L’opuscolo è suddiviso in tre parti: La parte generale è dedicata al rapporto della RG sopra citata; una prima Appendice contiene una serie di scritti ripresi da Il Soviet tra l’aprile e il luglio 1920 sulla nascita del KPD, sul KAPD e naturalmente sugli Indipendenti (USPD), assimilabili ai massimalisti italiani di Serrati e compagnia; una seconda Appendice è riservata alla ripresa di tre capitoletti dalla nostra Storia della Sinistra comunista, vol. II, dedicati per l’appunto al movimento comunista tedesco, alla ferma critica di ogni cedimento al mito dell’unitarismo delle tendenze in cui si dibatteva il partito comunista in Germania e alla lotta, non solo teorica e programmatica, contro ogni tesi non rigorosamente e intransigentemente collegata al marxismo e all’esperienza concreta della stessa rivoluzione comunista in Russia sotto la guida bolscevica che vide Lenin come suo esponente più coerente.

Gli anni 1919-1920 furono davvero gli anni cruciali per la rivoluzione proletaria e comunista non solo in Russia, ma in tutto l’Occidente capitalistico avanzato e nei quali alla grande forza teorica, programmatica, politica, tattica e organizzativa del bolscevismo di Lenin non corrispose altrettanta forza teorica, programmatica, politica, tattica e organizzativa da parte delle correnti di sinistra dei partiti socialisti europei. Il fallimento della II Internazionale di fronte alla prima guerra imperialistica lacerò in profondità tutto il movimento socialista europeo e mondiale. E l’esempio tragico del movimento rivoluzionario in Germania ne fu la conferma. Non bastò la ricostituzione dell’Internazionale per mano del partito di Lenin e delle correnti di sinistra che combatterono contro il socialsciovinismo e contro il centrismo kautskiano, per ricondurre il movimento comunista sulla giusta rotta marxista.

Da quei tragici eventi Lenin e i bolscevichi seppero tirare lezioni vitali, ma non così intransigenti come l’Occidente democratico borghese aveva bisogno, cosa che la Sinistra comunista d’Italia aveva capito fin dal 1912 e, in particolare, tra il 1918 e il 1919. A quelle lezioni vitali la Sinistra comunista d’Italia dedicò le sue migliori forze e su di loro fu possibile ricostituire il partito comunista internazionale anche se, forzatamente, nella forma di embrione.

 


 

(1) Cfr. Lenin, Sull’infantilismo di sinistra e sullo spirito piccoloborghese, primi di maggio 1918, Opere, vol. 27, Editori Riuniti, Roma 1967, p . 309.

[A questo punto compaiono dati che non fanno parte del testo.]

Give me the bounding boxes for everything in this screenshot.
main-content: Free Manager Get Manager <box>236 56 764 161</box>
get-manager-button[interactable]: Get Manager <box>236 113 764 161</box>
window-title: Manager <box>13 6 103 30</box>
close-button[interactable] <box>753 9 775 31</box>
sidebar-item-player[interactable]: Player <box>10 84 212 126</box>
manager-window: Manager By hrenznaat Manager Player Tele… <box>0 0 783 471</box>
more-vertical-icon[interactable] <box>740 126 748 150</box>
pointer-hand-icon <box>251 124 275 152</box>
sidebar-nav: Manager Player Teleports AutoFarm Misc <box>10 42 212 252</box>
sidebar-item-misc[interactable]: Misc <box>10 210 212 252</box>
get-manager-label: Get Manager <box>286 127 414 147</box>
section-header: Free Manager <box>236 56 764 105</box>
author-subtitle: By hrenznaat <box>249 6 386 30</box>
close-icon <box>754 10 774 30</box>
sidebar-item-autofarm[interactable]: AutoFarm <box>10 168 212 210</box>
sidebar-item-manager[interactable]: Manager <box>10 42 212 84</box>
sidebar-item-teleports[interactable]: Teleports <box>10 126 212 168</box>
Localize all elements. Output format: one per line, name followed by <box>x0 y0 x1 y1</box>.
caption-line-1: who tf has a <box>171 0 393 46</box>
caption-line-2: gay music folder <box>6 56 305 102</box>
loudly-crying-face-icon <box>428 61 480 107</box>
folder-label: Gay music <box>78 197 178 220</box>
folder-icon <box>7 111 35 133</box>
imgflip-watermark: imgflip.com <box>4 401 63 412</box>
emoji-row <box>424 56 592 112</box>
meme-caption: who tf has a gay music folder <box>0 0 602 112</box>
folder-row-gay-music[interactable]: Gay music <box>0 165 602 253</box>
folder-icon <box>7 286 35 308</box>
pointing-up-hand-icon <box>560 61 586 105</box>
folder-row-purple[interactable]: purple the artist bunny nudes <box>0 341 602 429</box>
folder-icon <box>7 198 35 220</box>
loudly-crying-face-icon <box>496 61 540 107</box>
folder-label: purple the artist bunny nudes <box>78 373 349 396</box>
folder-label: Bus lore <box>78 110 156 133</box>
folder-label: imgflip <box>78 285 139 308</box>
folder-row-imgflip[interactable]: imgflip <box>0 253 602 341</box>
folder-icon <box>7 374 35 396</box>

(2) Secondo Sombart, che considera il proletariato nel senso ampio del termine, contando anche le famiglie, costituiva il 67-68% della popolazione. Cfr. Broué “Révolution en Allemagne (1917-1923)”, p. 18.

(3) “I piccoloborghesi apportano con sé tutti i loro pregiudizi di classe. In Germania ne abbiamo fin troppi, e sono loro che costituiscono questo peso morto che ostacola la marcia del partito”. Cfr. Engels-Lafargue, corrispondenza, vol. I, p. 392.

(4) Cfr. G. Badia, “Histoire de l’Allemagne contemporaine”, vol. I, p. 35.

(5) “Die Internationale” n. 26, 1/12/1920, citato in Broué, op. cit., p. 418.